During the first two phases of the project, the University of Toronto Scarborough has served as a partner on this important initiative by providing mentors to grassroots organizations and community members, staff support, consultation and in-kind venue and meeting space. The University will be joining forces with the Eastern GTA anchor institutions to roll out phase three of the BGLP.
Mayor John Tory, City of Toronto (Press Release, January 2019)
The Black Leadership Governance Training Project Grant addresses a specific action item in our Toronto Action Plan to Confront Anti-Black Racism. It’s encouraging to see parts of the action plan come to fruition with the allocation of this grant to TAIBU [and partners] and what they will accomplish by supporting diverse Black Torontonians for leadership and governance roles in health and community organizations.

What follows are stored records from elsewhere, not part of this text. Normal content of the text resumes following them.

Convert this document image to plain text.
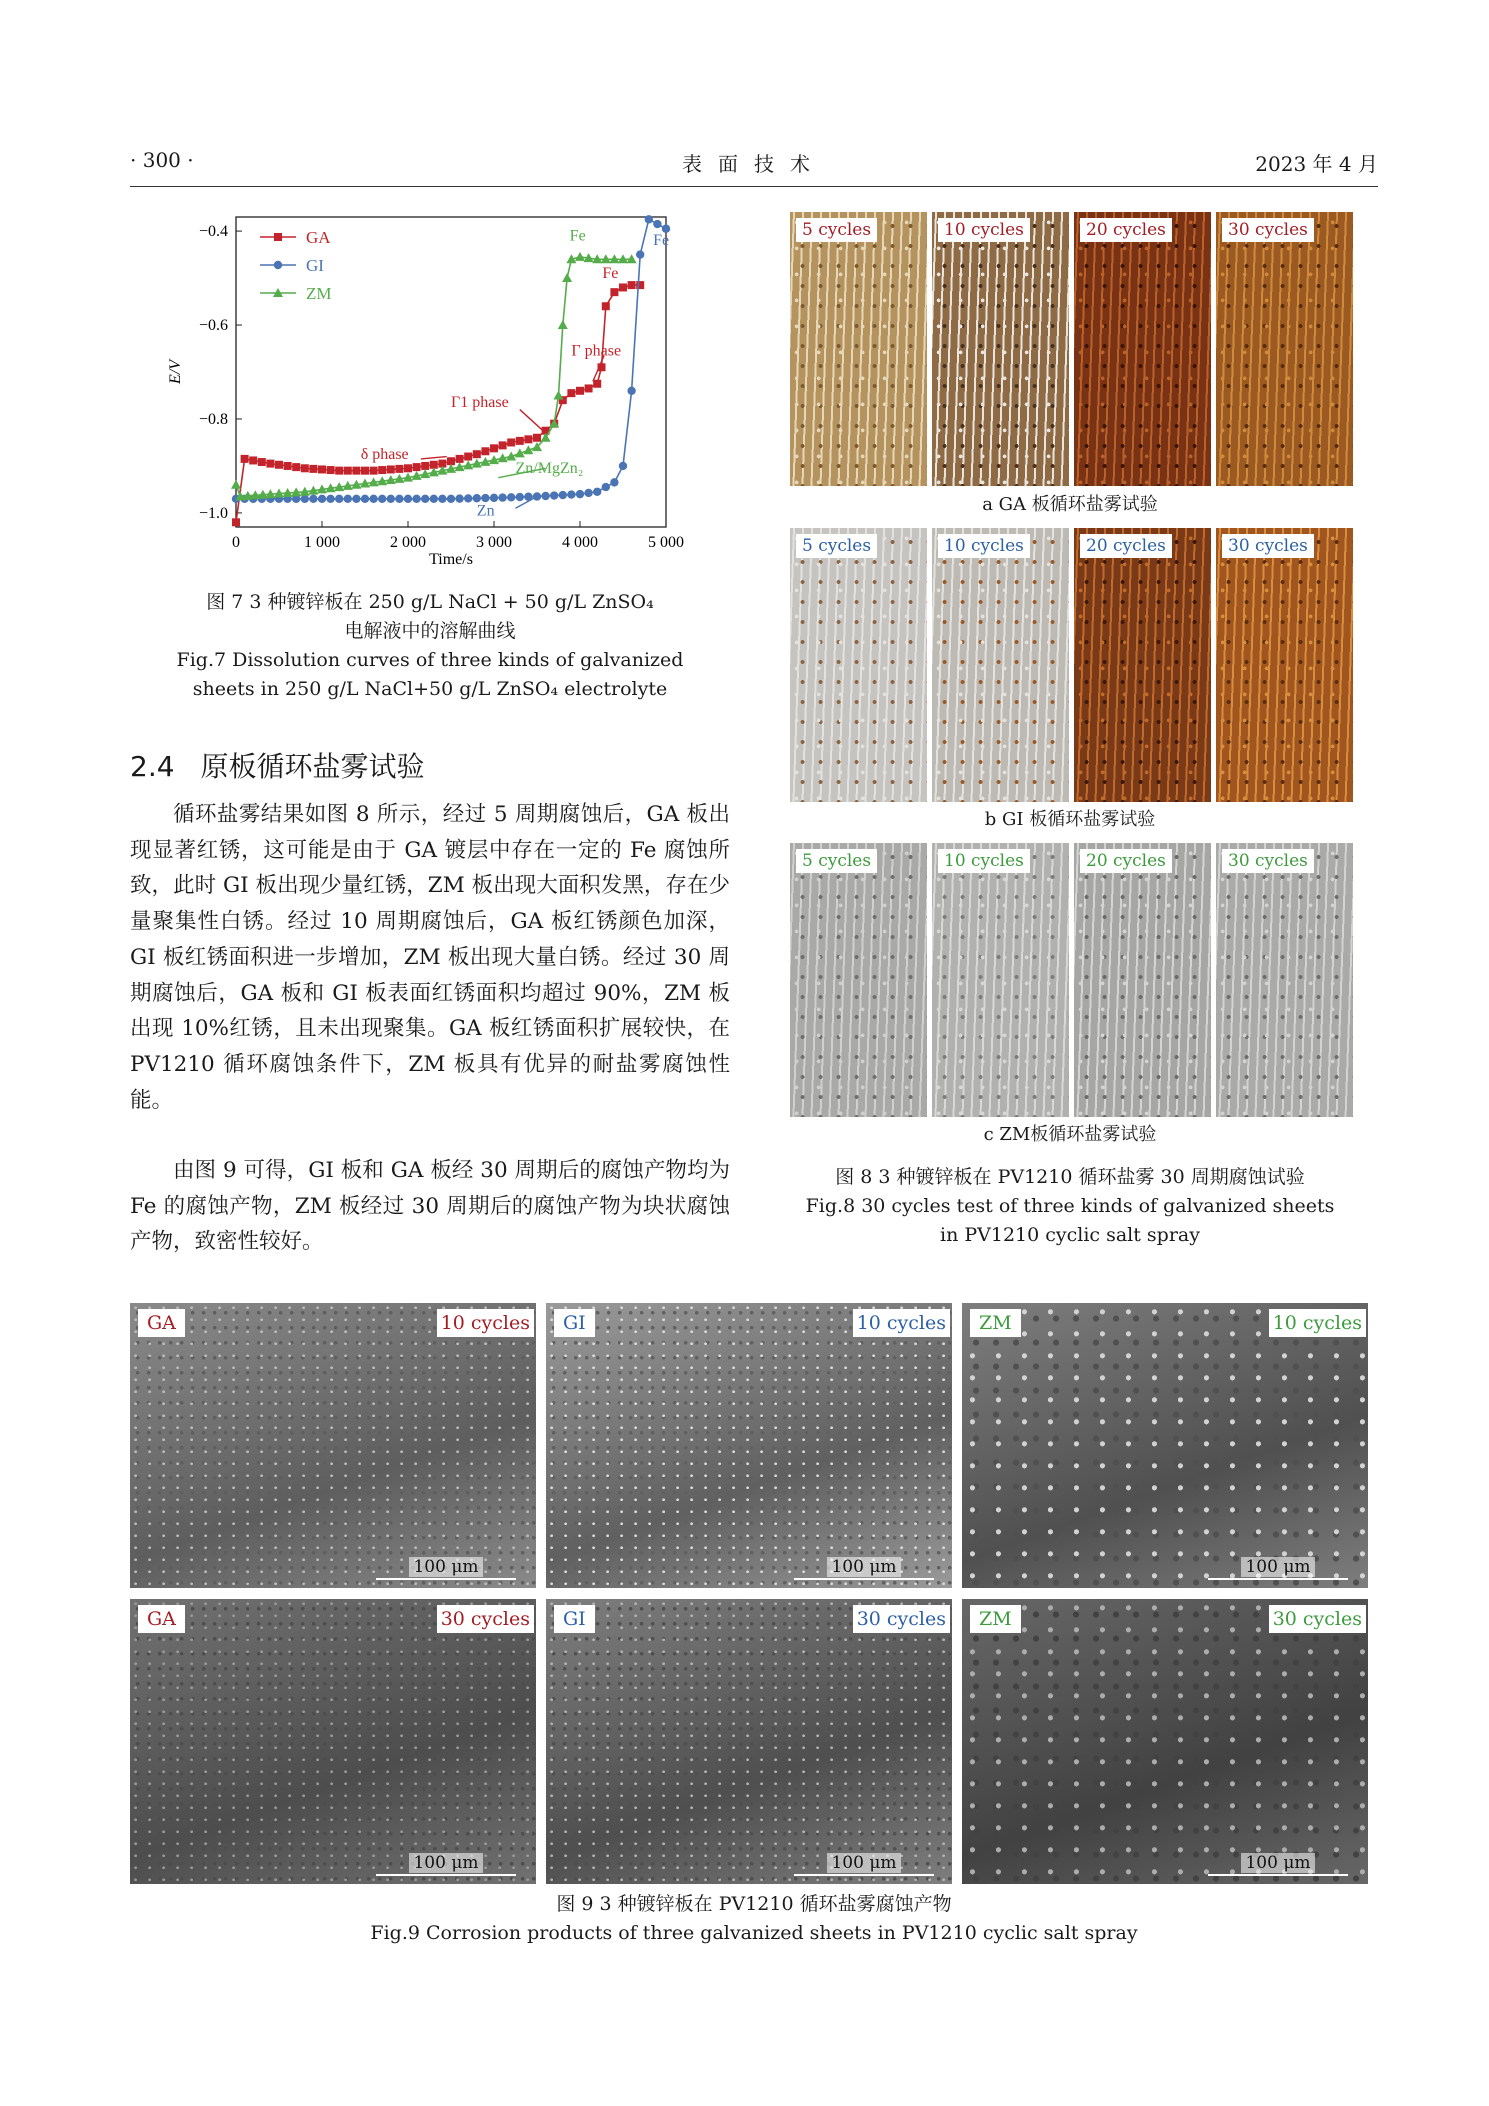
· 300 ·	表面技术	2023 年 4 月
0	1 000	2 000	3 000	4 000	5 000
−1.0
−0.8
−0.6
−0.4
Time/s
E/V
GA
GI
ZM
Fe
Fe
Fe
Γ phase
Γ1 phase
δ phase
Zn/MgZn₂
Zn
图 7 3 种镀锌板在 250 g/L NaCl + 50 g/L ZnSO₄
电解液中的溶解曲线
Fig.7 Dissolution curves of three kinds of galvanized
sheets in 250 g/L NaCl+50 g/L ZnSO₄ electrolyte
2.4 原板循环盐雾试验
循环盐雾结果如图 8 所示，经过 5 周期腐蚀后，GA 板出现显著红锈，这可能是由于 GA 镀层中存在一定的 Fe 腐蚀所致，此时 GI 板出现少量红锈，ZM 板出现大面积发黑，存在少量聚集性白锈。经过 10 周期腐蚀后，GA 板红锈颜色加深，GI 板红锈面积进一步增加，ZM 板出现大量白锈。经过 30 周期腐蚀后，GA 板和 GI 板表面红锈面积均超过 90%，ZM 板出现 10%红锈，且未出现聚集。GA 板红锈面积扩展较快，在 PV1210 循环腐蚀条件下，ZM 板具有优异的耐盐雾腐蚀性能。
由图 9 可得，GI 板和 GA 板经 30 周期后的腐蚀产物均为 Fe 的腐蚀产物，ZM 板经过 30 周期后的腐蚀产物为块状腐蚀产物，致密性较好。
5 cycles	10 cycles	20 cycles	30 cycles
5 cycles	10 cycles	20 cycles	30 cycles
5 cycles	10 cycles	20 cycles	30 cycles
a GA 板循环盐雾试验
b GI 板循环盐雾试验
c ZM板循环盐雾试验
图 8 3 种镀锌板在 PV1210 循环盐雾 30 周期腐蚀试验
Fig.8 30 cycles test of three kinds of galvanized sheets
in PV1210 cyclic salt spray
GA	10 cycles
100 μm
GI	10 cycles
100 μm
ZM	10 cycles
100 μm
GA	30 cycles
100 μm
GI	30 cycles
100 μm
ZM	30 cycles
100 μm
图 9 3 种镀锌板在 PV1210 循环盐雾腐蚀产物
Fig.9 Corrosion products of three galvanized sheets in PV1210 cyclic salt spray
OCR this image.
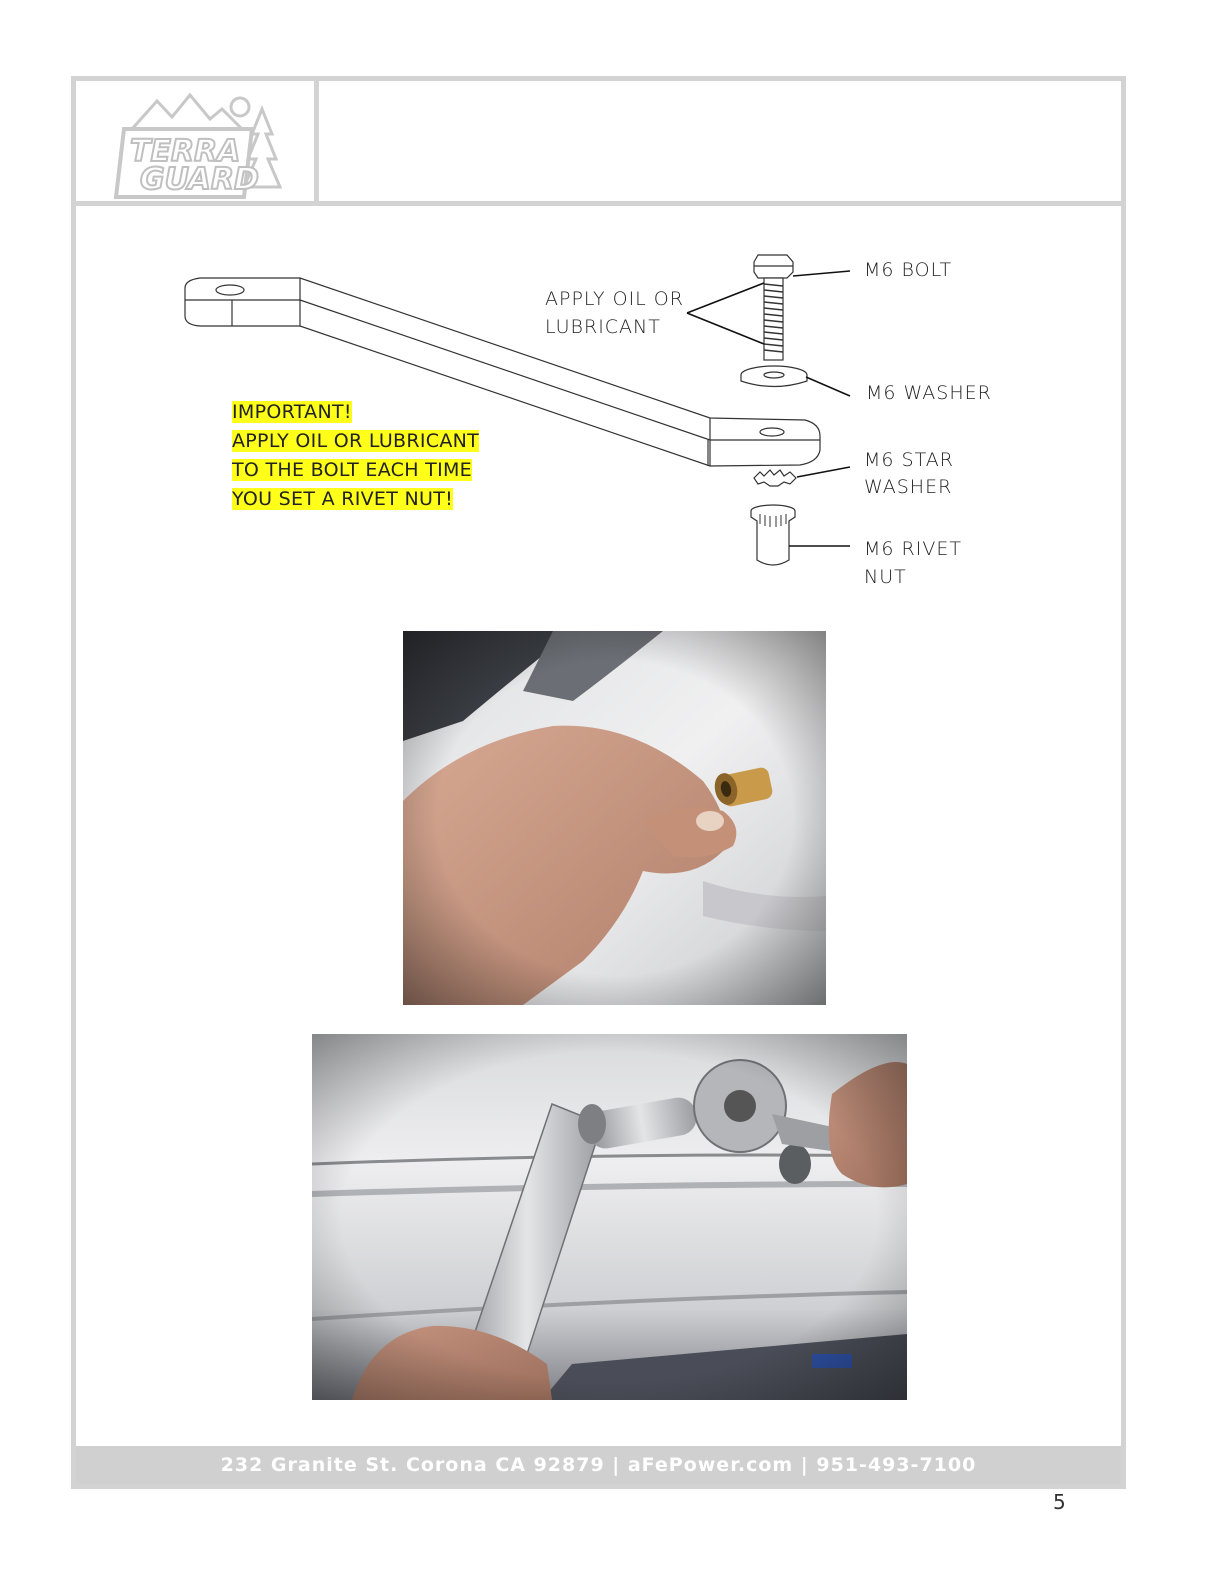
TERRA
GUARD
M6 BOLT
APPLY OIL OR
LUBRICANT
M6 WASHER
M6 STAR
WASHER
M6 RIVET
NUT
IMPORTANT!
APPLY OIL OR LUBRICANT
TO THE BOLT EACH TIME
YOU SET A RIVET NUT!
232 Granite St. Corona CA 92879 | aFePower.com | 951-493-7100
5
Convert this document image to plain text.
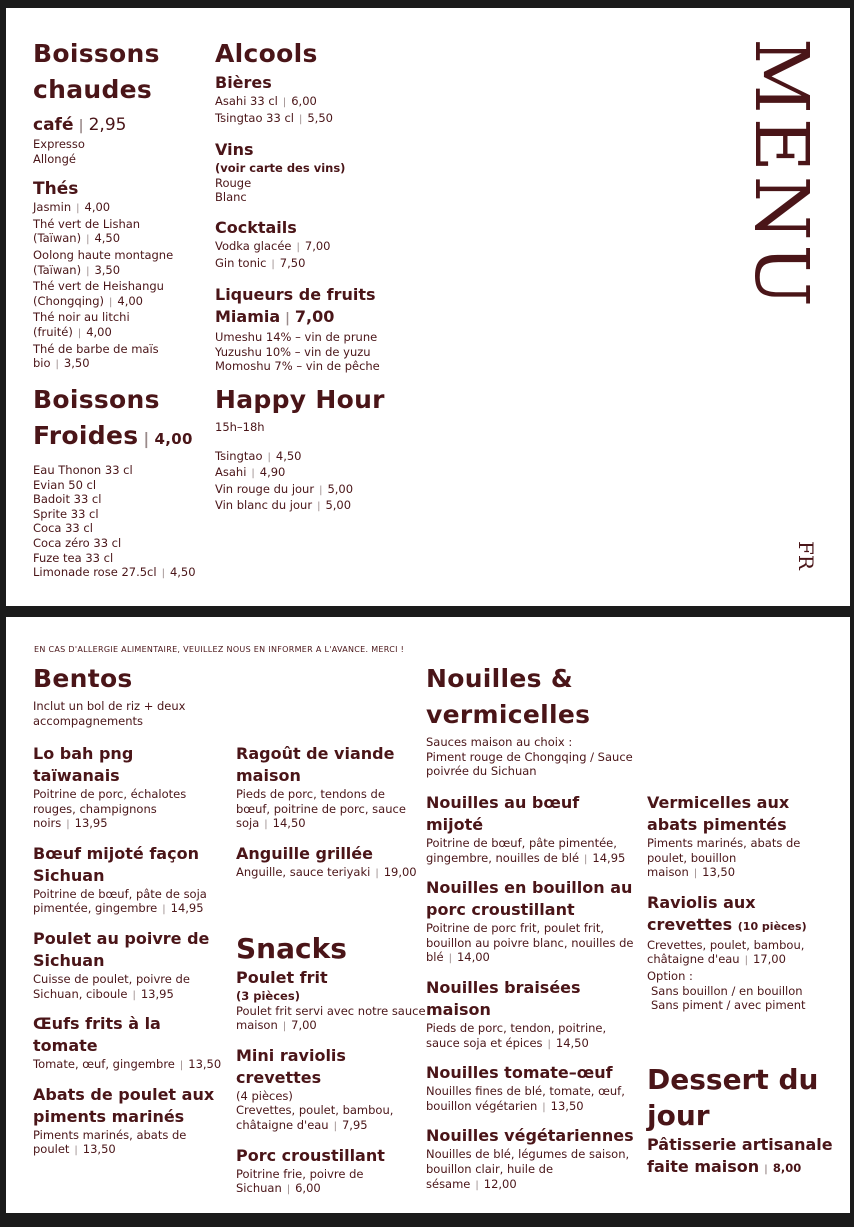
Boissons
chaudes
café | 2,95
Expresso
Allongé
Thés
Jasmin | 4,00
Thé vert de Lishan (Taïwan) | 4,50
Oolong haute montagne (Taïwan) | 3,50
Thé vert de Heishangu (Chongqing) | 4,00
Thé noir au litchi (fruité) | 4,00
Thé de barbe de maïs bio | 3,50
Boissons
Froides | 4,00
Eau Thonon 33 cl
Evian 50 cl
Badoit 33 cl
Sprite 33 cl
Coca 33 cl
Coca zéro 33 cl
Fuze tea 33 cl
Limonade rose 27.5cl | 4,50
Alcools
Bières
Asahi 33 cl | 6,00
Tsingtao 33 cl | 5,50
Vins
(voir carte des vins)
Rouge
Blanc
Cocktails
Vodka glacée | 7,00
Gin tonic | 7,50
Liqueurs de fruits
Miamia | 7,00
Umeshu 14% – vin de prune
Yuzushu 10% – vin de yuzu
Momoshu 7% – vin de pêche
Happy Hour
15h–18h
Tsingtao | 4,50
Asahi | 4,90
Vin rouge du jour | 5,00
Vin blanc du jour | 5,00
MENU
FR
EN CAS D'ALLERGIE ALIMENTAIRE, VEUILLEZ NOUS EN INFORMER A L'AVANCE. MERCI !
Bentos
Inclut un bol de riz + deux accompagnements
Lo bah png taïwanais
Poitrine de porc, échalotes rouges, champignons noirs | 13,95
Bœuf mijoté façon Sichuan
Poitrine de bœuf, pâte de soja pimentée, gingembre | 14,95
Poulet au poivre de Sichuan
Cuisse de poulet, poivre de Sichuan, ciboule | 13,95
Œufs frits à la tomate
Tomate, œuf, gingembre | 13,50
Abats de poulet aux piments marinés
Piments marinés, abats de poulet | 13,50
Ragoût de viande maison
Pieds de porc, tendons de bœuf, poitrine de porc, sauce soja | 14,50
Anguille grillée
Anguille, sauce teriyaki | 19,00
Snacks
Poulet frit
(3 pièces)
Poulet frit servi avec notre sauce maison | 7,00
Mini raviolis crevettes
(4 pièces)
Crevettes, poulet, bambou, châtaigne d'eau | 7,95
Porc croustillant
Poitrine frie, poivre de Sichuan | 6,00
Nouilles &
vermicelles
Sauces maison au choix :
Piment rouge de Chongqing / Sauce poivrée du Sichuan
Nouilles au bœuf mijoté
Poitrine de bœuf, pâte pimentée, gingembre, nouilles de blé | 14,95
Nouilles en bouillon au porc croustillant
Poitrine de porc frit, poulet frit, bouillon au poivre blanc, nouilles de blé | 14,00
Nouilles braisées maison
Pieds de porc, tendon, poitrine, sauce soja et épices | 14,50
Nouilles tomate–œuf
Nouilles fines de blé, tomate, œuf, bouillon végétarien | 13,50
Nouilles végétariennes
Nouilles de blé, légumes de saison, bouillon clair, huile de sésame | 12,00
Vermicelles aux abats pimentés
Piments marinés, abats de poulet, bouillon maison | 13,50
Raviolis aux crevettes (10 pièces)
Crevettes, poulet, bambou, châtaigne d'eau | 17,00
Option :
Sans bouillon / en bouillon
Sans piment / avec piment
Dessert du
jour
Pâtisserie artisanale faite maison | 8,00
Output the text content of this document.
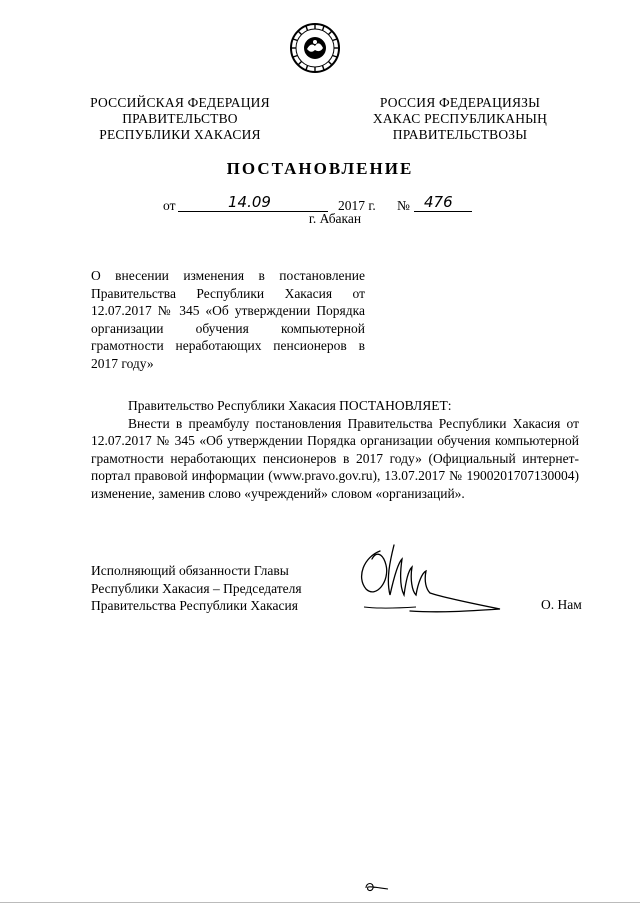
РОССИЙСКАЯ ФЕДЕРАЦИЯ
ПРАВИТЕЛЬСТВО
РЕСПУБЛИКИ ХАКАСИЯ
РОССИЯ ФЕДЕРАЦИЯЗЫ
ХАКАС РЕСПУБЛИКАНЫҢ
ПРАВИТЕЛЬСТВОЗЫ
ПОСТАНОВЛЕНИЕ
от	14.09	2017 г. № 476
г. Абакан
О внесении изменения в постановление Правительства Республики Хакасия от 12.07.2017 № 345 «Об утверждении Порядка организации обучения компьютерной грамотности неработающих пенсионеров в 2017 году»
Правительство Республики Хакасия ПОСТАНОВЛЯЕТ:
Внести в преамбулу постановления Правительства Республики Хакасия от 12.07.2017 № 345 «Об утверждении Порядка организации обучения компьютерной грамотности неработающих пенсионеров в 2017 году» (Официальный интернет-портал правовой информации (www.pravo.gov.ru), 13.07.2017 № 1900201707130004) изменение, заменив слово «учреждений» словом «организаций».
Исполняющий обязанности Главы
Республики Хакасия – Председателя
Правительства Республики Хакасия	О. Нам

Acquire Career Connections, Employability Skills and Support (ACCESS) started with conversations with students who identified as having barriers to employment, especially around lacking exposure to possible places of work. It is difficult to make career decisions about where you might like to work in the future if you haven't had the chance to observe any of these places as well as hot having relevant experience.
This program connected with about 35 students with workplaces of interest in 2018-2019 and 2019-2020, most recently with the Scarborough General Hospital. Eight students spent four hours each at the hospital and visited the following departments – Diagnostics, Spiritual Care Centre, Hospital Foundation and Patient Registration. To add to their understanding of this workplace and to build valuable resume skills, students completed projects on the following topics: healthcare by demographics; healthcare and spiritual/psychological wellbeing; improving health literacy; and a budgetary analysis.
Due to COVID-19, all workplace visits are on hold however we look forward to working with community partners again when it is safe to do so, to continue to expand students’ horizons on where and how they could employ their knowledge and skills in their future work.
Previous cohorts of U of T students said that they valued…
Getting personal stories and experiences from members of hospital staff so I could align my own next moves accordingly
Visiting SHN and getting the opportunity to do a behind the scenes look into what goes on at SHN.
This program provided me with an open access which is deepened the understanding of diversity, interconnectedness within multicultural communities, and I learned how to thrive in a global landscape for tackling the complicated challenges in my future career related to healthcare.